Kwetsbaar geworden, zakte de Spaanse Polder weg. In smalle straatjes en panden die aan de voorkant dicht leken maar waar aan de achterkant in hofjes schimmige bedrijvigheid plaatsgreep, kregen verkeerde lieden het voor het zeggen. Bedrijfspanden werden ‘clubhuizen’. Kleine criminaliteit werd ‘ondermijning’, met fraude, heling, wapens, witwassen, en cocaïne tussen de bananen.
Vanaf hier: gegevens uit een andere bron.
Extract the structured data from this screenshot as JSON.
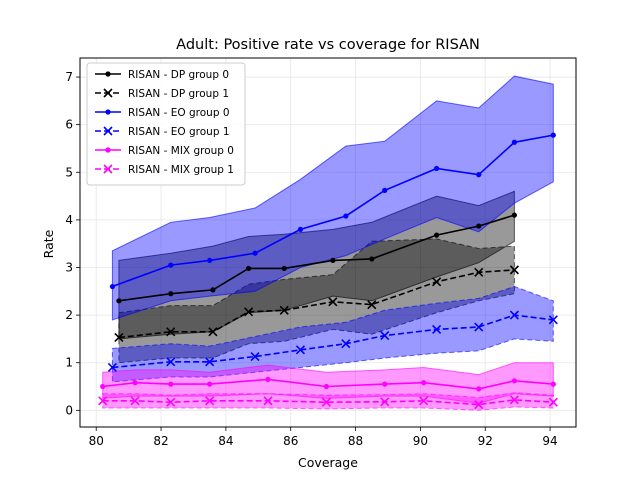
{
  "chart_data": {
    "type": "line",
    "title": "Adult: Positive rate vs coverage for RISAN",
    "xlabel": "Coverage",
    "ylabel": "Rate",
    "xlim": [
      79.5,
      94.8
    ],
    "ylim": [
      -0.35,
      7.4
    ],
    "xticks": [
      80,
      82,
      84,
      86,
      88,
      90,
      92,
      94
    ],
    "yticks": [
      0,
      1,
      2,
      3,
      4,
      5,
      6,
      7
    ],
    "grid": true,
    "legend_position": "top-left",
    "series": [
      {
        "name": "RISAN - DP group 0",
        "color": "#000000",
        "linestyle": "solid",
        "marker": "dot",
        "x": [
          80.7,
          82.3,
          83.6,
          84.7,
          85.8,
          87.3,
          88.5,
          90.5,
          91.8,
          92.9
        ],
        "y": [
          2.3,
          2.45,
          2.53,
          2.98,
          2.98,
          3.15,
          3.18,
          3.68,
          3.87,
          4.1
        ],
        "lower": [
          1.5,
          1.6,
          1.65,
          2.05,
          2.1,
          2.4,
          2.3,
          2.8,
          3.1,
          3.55
        ],
        "upper": [
          3.15,
          3.3,
          3.45,
          3.65,
          3.7,
          3.8,
          3.95,
          4.5,
          4.3,
          4.6
        ]
      },
      {
        "name": "RISAN - DP group 1",
        "color": "#000000",
        "linestyle": "dashed",
        "marker": "x",
        "x": [
          80.7,
          82.3,
          83.6,
          84.7,
          85.8,
          87.3,
          88.5,
          90.5,
          91.8,
          92.9
        ],
        "y": [
          1.53,
          1.65,
          1.65,
          2.07,
          2.1,
          2.28,
          2.22,
          2.7,
          2.9,
          2.95
        ],
        "lower": [
          1.0,
          1.1,
          1.1,
          1.4,
          1.45,
          1.7,
          1.6,
          2.05,
          2.3,
          2.45
        ],
        "upper": [
          2.05,
          2.2,
          2.2,
          2.65,
          2.75,
          2.85,
          3.55,
          3.6,
          3.4,
          3.45
        ]
      },
      {
        "name": "RISAN - EO group 0",
        "color": "#0000ff",
        "linestyle": "solid",
        "marker": "dot",
        "x": [
          80.5,
          82.3,
          83.5,
          84.9,
          86.3,
          87.7,
          88.9,
          90.5,
          91.8,
          92.9,
          94.1
        ],
        "y": [
          2.6,
          3.05,
          3.15,
          3.3,
          3.8,
          4.08,
          4.62,
          5.08,
          4.95,
          5.63,
          5.78
        ],
        "lower": [
          1.9,
          2.3,
          2.4,
          2.5,
          3.0,
          3.25,
          3.6,
          4.05,
          3.75,
          4.35,
          4.8
        ],
        "upper": [
          3.35,
          3.95,
          4.05,
          4.25,
          4.85,
          5.55,
          5.65,
          6.5,
          6.35,
          7.02,
          6.85
        ]
      },
      {
        "name": "RISAN - EO group 1",
        "color": "#0000ff",
        "linestyle": "dashed",
        "marker": "x",
        "x": [
          80.5,
          82.3,
          83.5,
          84.9,
          86.3,
          87.7,
          88.9,
          90.5,
          91.8,
          92.9,
          94.1
        ],
        "y": [
          0.9,
          1.02,
          1.02,
          1.13,
          1.27,
          1.4,
          1.57,
          1.7,
          1.75,
          2.0,
          1.9
        ],
        "lower": [
          0.6,
          0.7,
          0.7,
          0.8,
          0.9,
          1.0,
          1.1,
          1.2,
          1.25,
          1.5,
          1.45
        ],
        "upper": [
          1.3,
          1.4,
          1.35,
          1.55,
          1.75,
          1.85,
          2.1,
          2.25,
          2.35,
          2.6,
          2.3
        ]
      },
      {
        "name": "RISAN - MIX group 0",
        "color": "#ff00ff",
        "linestyle": "solid",
        "marker": "dot",
        "x": [
          80.2,
          81.2,
          82.3,
          83.5,
          85.3,
          87.1,
          88.9,
          90.1,
          91.8,
          92.9,
          94.1
        ],
        "y": [
          0.5,
          0.58,
          0.55,
          0.55,
          0.65,
          0.5,
          0.55,
          0.58,
          0.45,
          0.62,
          0.55
        ],
        "lower": [
          0.25,
          0.3,
          0.3,
          0.3,
          0.35,
          0.25,
          0.3,
          0.3,
          0.15,
          0.35,
          0.3
        ],
        "upper": [
          0.8,
          0.85,
          0.85,
          0.8,
          0.95,
          0.8,
          0.85,
          0.9,
          0.75,
          1.0,
          1.0
        ]
      },
      {
        "name": "RISAN - MIX group 1",
        "color": "#ff00ff",
        "linestyle": "dashed",
        "marker": "x",
        "x": [
          80.2,
          81.2,
          82.3,
          83.5,
          85.3,
          87.1,
          88.9,
          90.1,
          91.8,
          92.9,
          94.1
        ],
        "y": [
          0.2,
          0.2,
          0.17,
          0.2,
          0.2,
          0.17,
          0.18,
          0.2,
          0.12,
          0.22,
          0.17
        ],
        "lower": [
          0.05,
          0.05,
          0.05,
          0.05,
          0.05,
          0.03,
          0.05,
          0.05,
          0.0,
          0.07,
          0.05
        ],
        "upper": [
          0.35,
          0.35,
          0.32,
          0.35,
          0.35,
          0.32,
          0.33,
          0.35,
          0.27,
          0.37,
          0.32
        ]
      }
    ]
  }
}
Na het zoveelste incident schudden goedwillende ondernemers in 2013 de politiek wakker. Waar wás de overheid? Ze hadden gelijk, zegt de stadmarinier. “Afzonderlijke gemeentediensten zorgden weliswaar voor bestrating, lantaarns, riolen. Maar ze deden dat op eigen houtje, hadden geen goed beeld. Ze lieten soms huurcontracten verlopen en sloten de ogen als een bedrijf zonder vergunning op het terrein van de buurman bouwde.”
2021. Nog zat te doen, maar veel is de afgelopen jaren verbeterd. Politie en OM – de Spaanse Polder heeft in Marjolein van Eykelen een eigen, zeer bereikbare officier van justitie – hebben veel strafrechtelijke onderzoeken verricht. “Dat was de ijsbreker,” zegt Rien. “En andere partners zorgden dat het ijs niet weer dichtvroor. Op dat justitieel succes kon de gemeente voortbouwen met instrumenten als een burgemeesterssluiting, een last onder dwangsom, een vergunningplicht of een erfpachtmaatregel. Dus OM, benut élk bewijs! Controleer PV’s, en seponeer ook bij kleine overtredingen niet lichtvaardig. Dan kan na het herstellen van de orde het landschap worden herschikt.”
Aan de Galateestraat waar de stadmarinier en zijn team een uitvalsbasis hebben, staat de deur altijd open. Daadkrachtige ambtenaren met ruggengraat en tempo trekken voortdurend het gebied in, geven de ogen de kost en nodigen zichzelf bij iedereen uit op de koffie. Goede ondernemers voelen zich dan gesteund en dubieuze klanten concluderen niet zelden dat ze hun heil elders moeten zoeken.
De Spaanse Polder zit in de lift – omhoog dit keer. Gemeente en projectontwikkelaars investeren er. Er wordt met drang weggeduwd, onderhandeld, uitgekocht, gesloopt, verplaatst, opgekalefaterd en herbouwd. ‘Digitaal’, ‘duurzaam’ en ‘circulair’ zijn de ambities in de ‘gezamenlijke gebiedsvisie 2030-2035’.
Rien voelt dagelijks de steun van burgermeesters Ahmed Aboutaleb en Cor Lamers (Schiedam), en van hoofdofficier Hugo Hillenaar. Maar vooral de bedrijven zelf – nieuwe worden zorgvuldig geselecteerd – trekken zichzelf uit het moeras. Ze voelen zich nu veilig en zien kansen in een gebied met goede verbindingen vlakbij een wereldhaven. Vanuit hun ‘bedrijvenraad’ spreken ze klare taal richting ‘de Coolsingel’. “Dat moet ook,” zegt Rien. “Als je niet duidelijk zegt wat je wil, krijg je wat anders.”
“De structuur is nu aardig geborgd,” zegt hij. “Wellicht kunnen in 2022 de ‘zijwieltjes’ ervan af en kan ik hier vertrekken. Al twijfel ik ook weleens. Zijn hier nou echt geen drugs meer of zien we het niet meer?”